To overcome this hurdle, we have used an mRNA-displayed library of small macrocyclic peptides to find short sequences that bind to haemagglutinin. These macrocyclic peptides often have antibody-like affinity and selectivity, but at a tiny fraction of the size (10-15 amino acid) are able to access sites that an antibody cannot. By profiling the site and strength of binding of these peptides to haemagglutinin, in combination with investigations into their effects on viral infectivity, we aim to determine the intrinsic immunodominance in haemagglutinin without the steric constraints of antibodies. Based on this, we further aim to showcase a new strategy to find druggable sites on viral surface proteins and/or sites to emphasize in vaccination strategies.

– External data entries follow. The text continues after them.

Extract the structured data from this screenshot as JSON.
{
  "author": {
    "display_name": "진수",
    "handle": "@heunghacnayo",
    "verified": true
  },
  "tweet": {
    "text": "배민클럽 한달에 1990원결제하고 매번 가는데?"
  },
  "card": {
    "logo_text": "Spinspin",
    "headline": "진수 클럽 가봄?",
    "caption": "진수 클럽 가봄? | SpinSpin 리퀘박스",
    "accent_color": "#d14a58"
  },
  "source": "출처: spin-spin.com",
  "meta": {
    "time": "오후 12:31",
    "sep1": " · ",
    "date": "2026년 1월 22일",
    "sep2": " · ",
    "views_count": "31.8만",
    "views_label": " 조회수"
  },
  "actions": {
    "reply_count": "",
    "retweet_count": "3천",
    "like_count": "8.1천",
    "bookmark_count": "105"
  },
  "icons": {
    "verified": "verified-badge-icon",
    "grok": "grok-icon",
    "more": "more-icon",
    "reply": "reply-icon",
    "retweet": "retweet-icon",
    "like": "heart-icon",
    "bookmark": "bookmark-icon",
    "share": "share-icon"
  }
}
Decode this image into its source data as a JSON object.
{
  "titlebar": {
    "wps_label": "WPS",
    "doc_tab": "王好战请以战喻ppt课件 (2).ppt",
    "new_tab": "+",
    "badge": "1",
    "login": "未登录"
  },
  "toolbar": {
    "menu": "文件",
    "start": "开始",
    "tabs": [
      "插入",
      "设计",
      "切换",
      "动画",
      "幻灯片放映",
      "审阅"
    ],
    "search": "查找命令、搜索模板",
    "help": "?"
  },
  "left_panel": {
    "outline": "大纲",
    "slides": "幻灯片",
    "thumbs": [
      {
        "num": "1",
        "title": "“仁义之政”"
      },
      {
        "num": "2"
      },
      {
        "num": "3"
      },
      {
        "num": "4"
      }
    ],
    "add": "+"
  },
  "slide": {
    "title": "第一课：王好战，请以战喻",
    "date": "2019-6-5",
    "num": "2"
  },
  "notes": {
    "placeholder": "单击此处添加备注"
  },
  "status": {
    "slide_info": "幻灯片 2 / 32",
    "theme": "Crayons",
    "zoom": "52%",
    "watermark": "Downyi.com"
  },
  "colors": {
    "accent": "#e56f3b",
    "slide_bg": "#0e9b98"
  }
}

This project was approved in May 2020.

A collaborative effort between the Faculty of Veterinary Medicine and the Nanobody Facility

The picornaviridae form a large family of viruses that comprise many human and animal pathogens, including causative agents for hepatitis, aseptic meningitis, and foot-and-mouth disease. The life cycle of these naked viruses typically culminates in the induction of cell lysis and consequent release of viral progeny. To counteract virus spread, the host mounts a neutralizing antibody response directed against the viral capsid. Importantly, recent discoveries indicate that already in the pre-lytic phase of infection virus particles can escape infected cells via packaging and release within extracellular vesicles (EV). Inside these naturally occurring nanoparticles, viruses are cloaked by a completely host-derived membrane and are therefore inaccessible to neutralizing antibodies. EV-enclosed viruses can be abundantly present in the circulation of viremic patients (Feng 2013). Enclosure in EV not only protects viruses against humoral immunity, but also affects their uptake by cells. EV have been shown to enhance infection efficiency and allow delivery of virus to otherwise inaccessible tissues including the brain (Hudry 2016). Inhibition of EV-enclosed virus release is therefore an interesting target for antiviral therapies. However, the molecular mechanisms underlying this newly discovered means of viral dissemination are largely unknown. My research group at the division CMC has a long-standing expertise in EV research and recently discovered that EV-enclosed viruses are released during infection with EMCV (Grein 2019) and CVB3, two excellent models representing a range of pathogenic picornaviridae. However, further research is hampered by the lack of antibodies against these widely studied viruses. We propose to produce nanobodies to EMCV and CVB3, which will be used in advanced microscopic imaging and to develop screening methods for the identification of molecular players in EV-enclosed virus formation. We expect that these nanobodies will greatly enhance our knowledge of host-virus interactions and will help to identify therapeutic targets aimed at EV-mediated virus spread.

This project was approved in May 2020.